Some objects feel like master keys to the past. They unlock many doors – to the natural world, geography, culture, economy, history, and human stories. This muslin shawl – Indian cloth believed to be embroidered by Jane Austen – is a master key for me. I wanted to trace one possible history, from a cotton plant growing beside a river in Bengal to Jane’s world.

The Herbarium at Kew Gardens

My journey began with a trip to the Herbarium at Kew Gardens. Kew’s Herbarium was founded in 1852 and houses over seven million plant specimens, pressed, dried, and fixed onto Kew sheets for study.

I was curious about Dacca (now “Dhaka”) cotton and its nearest relatives, once used in the making of muslin. Harry Smith, a curator at the Herbarium, gathered specimens for me and shared his insights and expertise.

Every plant specimen told a story — about botanists’ descriptions, determinations, and species disputes, as well as colonial powers at play in pre-Partition India. The Kew sheets were replete with more-than-century-old handwriting and recent labels noting plant parts taken for DNA extraction. These were inky conversations happening across time.

A wall of wood cabinets housing specimens “PRESENTED BY THE HONOURABLE EAST INDIA COMPANY” caught my eye. Jane Austen’s life (1775 to 1817) coincided with the British East India Company’s rule in India (1757 to 1858). What were the intersections?

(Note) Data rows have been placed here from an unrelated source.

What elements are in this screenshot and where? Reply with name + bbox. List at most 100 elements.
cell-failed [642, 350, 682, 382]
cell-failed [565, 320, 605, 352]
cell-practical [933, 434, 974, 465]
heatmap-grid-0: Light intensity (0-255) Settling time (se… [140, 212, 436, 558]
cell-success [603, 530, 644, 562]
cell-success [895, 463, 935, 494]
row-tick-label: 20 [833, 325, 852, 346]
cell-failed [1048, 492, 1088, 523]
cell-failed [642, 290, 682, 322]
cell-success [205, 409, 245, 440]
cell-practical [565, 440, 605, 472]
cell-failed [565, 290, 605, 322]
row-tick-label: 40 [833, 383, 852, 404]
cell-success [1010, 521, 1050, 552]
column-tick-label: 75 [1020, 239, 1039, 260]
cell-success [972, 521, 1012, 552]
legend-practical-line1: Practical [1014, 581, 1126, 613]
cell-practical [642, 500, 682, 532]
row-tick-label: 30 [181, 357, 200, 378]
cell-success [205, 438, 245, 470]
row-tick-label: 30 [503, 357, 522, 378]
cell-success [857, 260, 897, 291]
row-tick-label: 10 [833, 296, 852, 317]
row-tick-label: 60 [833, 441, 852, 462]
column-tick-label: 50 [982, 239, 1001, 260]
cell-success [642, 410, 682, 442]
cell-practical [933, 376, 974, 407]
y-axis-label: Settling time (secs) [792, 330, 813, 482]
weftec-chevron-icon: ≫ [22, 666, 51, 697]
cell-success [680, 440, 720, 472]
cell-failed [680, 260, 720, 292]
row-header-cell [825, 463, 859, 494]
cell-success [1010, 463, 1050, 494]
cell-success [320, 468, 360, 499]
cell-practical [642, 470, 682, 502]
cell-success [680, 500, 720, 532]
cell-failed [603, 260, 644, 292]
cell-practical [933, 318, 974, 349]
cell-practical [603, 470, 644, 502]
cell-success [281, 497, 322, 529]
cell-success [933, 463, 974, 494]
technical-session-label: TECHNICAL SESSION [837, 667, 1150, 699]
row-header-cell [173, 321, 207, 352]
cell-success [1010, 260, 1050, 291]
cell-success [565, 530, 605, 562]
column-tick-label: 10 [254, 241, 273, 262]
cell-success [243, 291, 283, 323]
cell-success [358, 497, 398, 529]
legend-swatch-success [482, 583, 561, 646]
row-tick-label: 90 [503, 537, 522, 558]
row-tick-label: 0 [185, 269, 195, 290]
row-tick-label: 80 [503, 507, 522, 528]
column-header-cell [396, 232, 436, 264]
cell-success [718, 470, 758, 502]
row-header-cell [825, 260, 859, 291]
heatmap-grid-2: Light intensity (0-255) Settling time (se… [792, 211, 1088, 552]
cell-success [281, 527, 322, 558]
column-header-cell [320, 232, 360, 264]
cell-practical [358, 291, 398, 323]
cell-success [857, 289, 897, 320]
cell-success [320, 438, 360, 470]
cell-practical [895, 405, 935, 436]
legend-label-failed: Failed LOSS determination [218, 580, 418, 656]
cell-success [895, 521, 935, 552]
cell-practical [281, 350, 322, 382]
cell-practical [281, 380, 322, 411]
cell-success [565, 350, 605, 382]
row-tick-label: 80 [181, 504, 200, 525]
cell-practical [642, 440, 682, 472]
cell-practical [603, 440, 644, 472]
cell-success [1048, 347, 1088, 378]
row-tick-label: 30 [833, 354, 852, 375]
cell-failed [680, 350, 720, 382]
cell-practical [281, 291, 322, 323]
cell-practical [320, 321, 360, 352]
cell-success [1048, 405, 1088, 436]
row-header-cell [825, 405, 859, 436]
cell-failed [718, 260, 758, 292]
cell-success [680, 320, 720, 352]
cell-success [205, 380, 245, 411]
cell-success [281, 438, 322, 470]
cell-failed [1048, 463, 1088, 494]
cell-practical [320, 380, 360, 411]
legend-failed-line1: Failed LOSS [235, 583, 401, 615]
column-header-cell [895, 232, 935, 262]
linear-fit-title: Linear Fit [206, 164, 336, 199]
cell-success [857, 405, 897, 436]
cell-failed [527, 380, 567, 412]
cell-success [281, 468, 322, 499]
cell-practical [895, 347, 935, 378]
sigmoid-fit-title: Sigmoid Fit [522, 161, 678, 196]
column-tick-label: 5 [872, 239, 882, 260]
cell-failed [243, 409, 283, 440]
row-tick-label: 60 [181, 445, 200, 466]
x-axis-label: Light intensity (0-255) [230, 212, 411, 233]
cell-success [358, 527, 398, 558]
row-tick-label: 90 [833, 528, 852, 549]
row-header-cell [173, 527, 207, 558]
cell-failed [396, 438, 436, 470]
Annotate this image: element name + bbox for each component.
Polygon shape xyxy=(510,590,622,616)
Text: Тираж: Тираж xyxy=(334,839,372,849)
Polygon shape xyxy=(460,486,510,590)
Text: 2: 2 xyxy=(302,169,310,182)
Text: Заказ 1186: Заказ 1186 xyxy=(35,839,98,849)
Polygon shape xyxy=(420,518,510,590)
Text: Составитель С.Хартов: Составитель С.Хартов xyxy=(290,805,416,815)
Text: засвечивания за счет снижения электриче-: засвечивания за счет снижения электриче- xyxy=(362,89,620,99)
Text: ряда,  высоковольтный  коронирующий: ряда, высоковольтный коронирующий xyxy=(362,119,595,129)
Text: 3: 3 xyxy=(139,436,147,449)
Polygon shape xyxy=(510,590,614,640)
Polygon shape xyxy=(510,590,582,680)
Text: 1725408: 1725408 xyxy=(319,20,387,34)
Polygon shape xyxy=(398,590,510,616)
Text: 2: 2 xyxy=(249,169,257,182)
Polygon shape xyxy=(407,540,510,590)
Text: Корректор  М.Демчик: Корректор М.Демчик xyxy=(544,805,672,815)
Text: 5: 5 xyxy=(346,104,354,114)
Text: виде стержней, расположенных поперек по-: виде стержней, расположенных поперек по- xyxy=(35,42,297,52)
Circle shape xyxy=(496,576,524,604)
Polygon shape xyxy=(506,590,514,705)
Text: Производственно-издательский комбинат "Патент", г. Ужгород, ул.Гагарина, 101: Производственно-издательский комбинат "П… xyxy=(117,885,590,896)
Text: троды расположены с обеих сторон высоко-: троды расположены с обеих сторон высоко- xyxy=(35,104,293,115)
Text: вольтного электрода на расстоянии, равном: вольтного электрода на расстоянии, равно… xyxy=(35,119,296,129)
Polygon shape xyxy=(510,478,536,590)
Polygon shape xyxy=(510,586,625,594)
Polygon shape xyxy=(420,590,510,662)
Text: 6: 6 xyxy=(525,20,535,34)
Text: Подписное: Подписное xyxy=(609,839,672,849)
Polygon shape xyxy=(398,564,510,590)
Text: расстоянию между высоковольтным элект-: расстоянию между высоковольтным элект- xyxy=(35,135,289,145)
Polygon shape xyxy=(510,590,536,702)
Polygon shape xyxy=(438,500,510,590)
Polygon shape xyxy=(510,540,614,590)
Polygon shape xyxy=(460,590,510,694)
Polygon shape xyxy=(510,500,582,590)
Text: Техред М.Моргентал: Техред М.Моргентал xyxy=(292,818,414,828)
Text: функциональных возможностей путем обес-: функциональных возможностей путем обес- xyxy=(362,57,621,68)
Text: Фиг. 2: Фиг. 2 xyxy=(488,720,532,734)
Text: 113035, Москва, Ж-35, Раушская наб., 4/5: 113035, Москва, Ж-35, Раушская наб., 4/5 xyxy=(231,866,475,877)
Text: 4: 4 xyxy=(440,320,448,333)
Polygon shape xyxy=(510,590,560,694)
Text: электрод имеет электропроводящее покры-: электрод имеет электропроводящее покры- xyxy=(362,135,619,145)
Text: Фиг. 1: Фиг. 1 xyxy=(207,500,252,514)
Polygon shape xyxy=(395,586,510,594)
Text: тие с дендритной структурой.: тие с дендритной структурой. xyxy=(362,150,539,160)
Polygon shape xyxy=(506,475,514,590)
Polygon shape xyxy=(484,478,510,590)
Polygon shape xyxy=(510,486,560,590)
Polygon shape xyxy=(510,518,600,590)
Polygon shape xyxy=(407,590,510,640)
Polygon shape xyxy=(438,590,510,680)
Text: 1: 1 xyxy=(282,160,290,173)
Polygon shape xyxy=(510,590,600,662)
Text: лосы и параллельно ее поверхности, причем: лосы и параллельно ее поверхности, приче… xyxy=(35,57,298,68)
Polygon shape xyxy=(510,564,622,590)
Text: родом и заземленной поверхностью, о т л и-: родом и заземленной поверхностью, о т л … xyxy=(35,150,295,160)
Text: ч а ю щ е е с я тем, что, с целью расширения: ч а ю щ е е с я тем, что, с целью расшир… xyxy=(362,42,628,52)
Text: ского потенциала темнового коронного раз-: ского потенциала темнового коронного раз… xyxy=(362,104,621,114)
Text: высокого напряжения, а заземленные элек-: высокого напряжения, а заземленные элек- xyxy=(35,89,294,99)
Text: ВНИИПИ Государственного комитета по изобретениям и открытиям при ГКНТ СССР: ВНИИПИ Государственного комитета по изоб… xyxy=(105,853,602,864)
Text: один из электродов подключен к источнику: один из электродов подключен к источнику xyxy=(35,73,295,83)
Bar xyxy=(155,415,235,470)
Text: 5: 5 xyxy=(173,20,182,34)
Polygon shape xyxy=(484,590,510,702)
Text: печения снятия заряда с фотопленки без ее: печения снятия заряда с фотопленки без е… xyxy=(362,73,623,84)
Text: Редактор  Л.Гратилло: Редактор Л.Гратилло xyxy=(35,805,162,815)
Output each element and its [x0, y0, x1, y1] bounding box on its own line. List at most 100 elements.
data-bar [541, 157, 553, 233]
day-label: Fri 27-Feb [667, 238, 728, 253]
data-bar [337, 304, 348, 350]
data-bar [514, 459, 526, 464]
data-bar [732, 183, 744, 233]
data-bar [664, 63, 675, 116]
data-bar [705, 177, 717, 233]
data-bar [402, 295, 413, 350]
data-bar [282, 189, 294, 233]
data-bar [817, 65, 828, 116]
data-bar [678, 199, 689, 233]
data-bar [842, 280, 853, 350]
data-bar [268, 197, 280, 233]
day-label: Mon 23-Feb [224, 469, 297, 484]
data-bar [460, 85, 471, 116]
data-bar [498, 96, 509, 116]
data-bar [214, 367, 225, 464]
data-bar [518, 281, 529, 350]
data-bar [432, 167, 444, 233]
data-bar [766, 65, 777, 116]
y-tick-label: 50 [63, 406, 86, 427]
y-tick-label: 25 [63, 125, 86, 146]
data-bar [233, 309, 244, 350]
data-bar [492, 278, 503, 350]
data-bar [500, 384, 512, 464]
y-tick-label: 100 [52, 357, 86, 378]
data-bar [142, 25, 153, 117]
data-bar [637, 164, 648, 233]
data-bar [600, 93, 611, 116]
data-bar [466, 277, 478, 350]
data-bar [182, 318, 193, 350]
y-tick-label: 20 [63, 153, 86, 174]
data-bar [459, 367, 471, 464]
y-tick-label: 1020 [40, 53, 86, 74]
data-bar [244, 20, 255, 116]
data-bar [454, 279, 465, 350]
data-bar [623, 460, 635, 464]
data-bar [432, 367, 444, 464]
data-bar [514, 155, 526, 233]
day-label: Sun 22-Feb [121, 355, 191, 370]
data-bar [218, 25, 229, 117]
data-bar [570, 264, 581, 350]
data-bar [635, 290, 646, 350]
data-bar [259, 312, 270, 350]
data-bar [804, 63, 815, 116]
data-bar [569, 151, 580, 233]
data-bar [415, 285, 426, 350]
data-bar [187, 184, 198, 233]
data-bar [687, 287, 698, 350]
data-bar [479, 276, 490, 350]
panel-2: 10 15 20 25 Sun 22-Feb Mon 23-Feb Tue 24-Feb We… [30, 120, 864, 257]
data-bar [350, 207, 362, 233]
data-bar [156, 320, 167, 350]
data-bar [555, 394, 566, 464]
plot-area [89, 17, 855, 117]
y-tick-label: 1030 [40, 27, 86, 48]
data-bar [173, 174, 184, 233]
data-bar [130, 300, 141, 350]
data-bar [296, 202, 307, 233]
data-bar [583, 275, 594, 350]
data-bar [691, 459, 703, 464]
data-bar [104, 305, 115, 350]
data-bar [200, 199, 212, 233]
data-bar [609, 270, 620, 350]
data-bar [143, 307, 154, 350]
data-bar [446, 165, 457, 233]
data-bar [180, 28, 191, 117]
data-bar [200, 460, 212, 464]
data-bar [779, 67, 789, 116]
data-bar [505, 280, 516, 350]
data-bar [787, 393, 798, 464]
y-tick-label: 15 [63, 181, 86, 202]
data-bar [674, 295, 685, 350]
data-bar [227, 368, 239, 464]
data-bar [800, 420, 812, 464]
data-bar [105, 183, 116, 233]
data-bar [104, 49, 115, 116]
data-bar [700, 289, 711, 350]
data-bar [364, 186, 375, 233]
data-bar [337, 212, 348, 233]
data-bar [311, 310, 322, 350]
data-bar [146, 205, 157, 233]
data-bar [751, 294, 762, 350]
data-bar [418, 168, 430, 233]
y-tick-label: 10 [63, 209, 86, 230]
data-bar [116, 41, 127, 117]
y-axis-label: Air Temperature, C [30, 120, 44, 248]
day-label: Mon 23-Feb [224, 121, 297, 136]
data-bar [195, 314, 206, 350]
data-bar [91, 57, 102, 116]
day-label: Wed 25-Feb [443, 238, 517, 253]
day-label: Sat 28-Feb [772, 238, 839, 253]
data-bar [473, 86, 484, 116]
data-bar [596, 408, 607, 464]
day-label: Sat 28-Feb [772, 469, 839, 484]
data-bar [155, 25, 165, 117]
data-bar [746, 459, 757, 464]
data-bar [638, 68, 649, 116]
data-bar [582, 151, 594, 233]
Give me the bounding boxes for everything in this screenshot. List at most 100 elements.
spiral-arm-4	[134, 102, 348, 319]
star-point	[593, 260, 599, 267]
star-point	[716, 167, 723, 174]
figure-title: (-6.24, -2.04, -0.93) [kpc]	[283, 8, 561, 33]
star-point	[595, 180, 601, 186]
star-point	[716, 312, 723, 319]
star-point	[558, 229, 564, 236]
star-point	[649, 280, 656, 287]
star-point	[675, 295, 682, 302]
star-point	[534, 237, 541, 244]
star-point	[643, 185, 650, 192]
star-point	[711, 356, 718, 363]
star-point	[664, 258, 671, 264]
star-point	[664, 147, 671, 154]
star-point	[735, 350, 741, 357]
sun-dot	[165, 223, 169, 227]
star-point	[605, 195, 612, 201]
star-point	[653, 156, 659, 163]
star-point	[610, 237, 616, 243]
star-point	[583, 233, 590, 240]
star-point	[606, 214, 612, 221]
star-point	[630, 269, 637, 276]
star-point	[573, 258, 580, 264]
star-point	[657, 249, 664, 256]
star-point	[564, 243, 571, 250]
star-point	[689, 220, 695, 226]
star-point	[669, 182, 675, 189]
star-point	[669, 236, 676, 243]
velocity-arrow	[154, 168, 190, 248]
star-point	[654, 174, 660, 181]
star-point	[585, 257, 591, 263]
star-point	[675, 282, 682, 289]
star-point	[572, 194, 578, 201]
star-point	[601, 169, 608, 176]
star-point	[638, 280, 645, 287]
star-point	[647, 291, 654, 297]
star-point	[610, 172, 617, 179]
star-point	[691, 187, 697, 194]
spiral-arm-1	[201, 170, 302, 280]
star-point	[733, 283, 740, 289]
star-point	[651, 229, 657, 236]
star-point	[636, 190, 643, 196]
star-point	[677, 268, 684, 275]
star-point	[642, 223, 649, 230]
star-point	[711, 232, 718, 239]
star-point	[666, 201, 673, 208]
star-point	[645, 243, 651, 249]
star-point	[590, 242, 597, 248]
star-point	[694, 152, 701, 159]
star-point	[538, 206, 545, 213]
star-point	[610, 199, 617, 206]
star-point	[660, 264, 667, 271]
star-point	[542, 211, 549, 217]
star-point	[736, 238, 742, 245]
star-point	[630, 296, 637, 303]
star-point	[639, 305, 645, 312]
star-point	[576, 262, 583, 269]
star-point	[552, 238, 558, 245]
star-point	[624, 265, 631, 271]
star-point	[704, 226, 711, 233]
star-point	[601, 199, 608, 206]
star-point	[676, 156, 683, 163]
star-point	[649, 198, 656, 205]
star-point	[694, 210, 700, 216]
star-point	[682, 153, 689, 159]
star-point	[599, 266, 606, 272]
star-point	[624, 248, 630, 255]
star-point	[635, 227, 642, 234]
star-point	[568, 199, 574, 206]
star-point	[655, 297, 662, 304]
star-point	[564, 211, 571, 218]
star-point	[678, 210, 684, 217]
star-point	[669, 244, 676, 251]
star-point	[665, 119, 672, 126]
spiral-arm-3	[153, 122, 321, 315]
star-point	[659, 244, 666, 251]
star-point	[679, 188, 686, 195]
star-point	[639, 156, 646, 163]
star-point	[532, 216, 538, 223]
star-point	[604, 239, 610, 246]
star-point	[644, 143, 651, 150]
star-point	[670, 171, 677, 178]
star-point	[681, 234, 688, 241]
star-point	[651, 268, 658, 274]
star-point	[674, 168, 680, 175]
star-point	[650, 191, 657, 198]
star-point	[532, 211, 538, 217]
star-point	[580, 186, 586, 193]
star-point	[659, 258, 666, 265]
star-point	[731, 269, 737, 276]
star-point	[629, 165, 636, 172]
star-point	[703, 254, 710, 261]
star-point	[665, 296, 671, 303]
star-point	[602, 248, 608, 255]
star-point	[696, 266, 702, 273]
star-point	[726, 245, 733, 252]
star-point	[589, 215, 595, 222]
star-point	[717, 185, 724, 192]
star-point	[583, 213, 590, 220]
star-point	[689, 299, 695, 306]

Jane Austen’s House and Northanger Abbey

Over four days of variable weather, I explored Jane Austen’s House and its environs. Zinnias growing tall along the brick wall bloomed brightly.

I viewed a first edition of Northanger Abbey, where the word “muslin” appears twelve times, frequently in a lively conversation between Miss Catherine Morland, Mrs. Allen, and Mr. Tilney. Jane wrote the novel in the late 1790s, when muslin was all the rage in Britain.

Rebecca Wood and Ellora Sutton took me on enthusiastic tours around the house, and I enjoyed a talk by fashion historian Hilary Davidson. I felt immersed in Jane’s world and appreciated the hospitality of the whole team.

Saiful Islam and the Bengal Muslin Project

Over Zoom, I connected with Saiful Islam, the founder and Managing Director of the Bengal Muslin project. Starting in 2014, Saiful assembled a dynamic team of farmers, photographers, researchers, scientists, weavers, and more — on a mission to tell the story of Bengal muslin from a Bangladeshi perspective.

He generously screened his documentary, Legend of the Loom, and mailed me a copy of his book, Muslin. Our Story.

What was the tale of the cotton plant known locally as phuti karpas? How did Dhaka muslin contribute to British fashion, culture, and economy? How did Britain contribute to the unravelling of the Bengal muslin industry? And how did this connect with Jane’s shawl and fictional worlds?

There were many threads, and I wanted to weave research into poetry.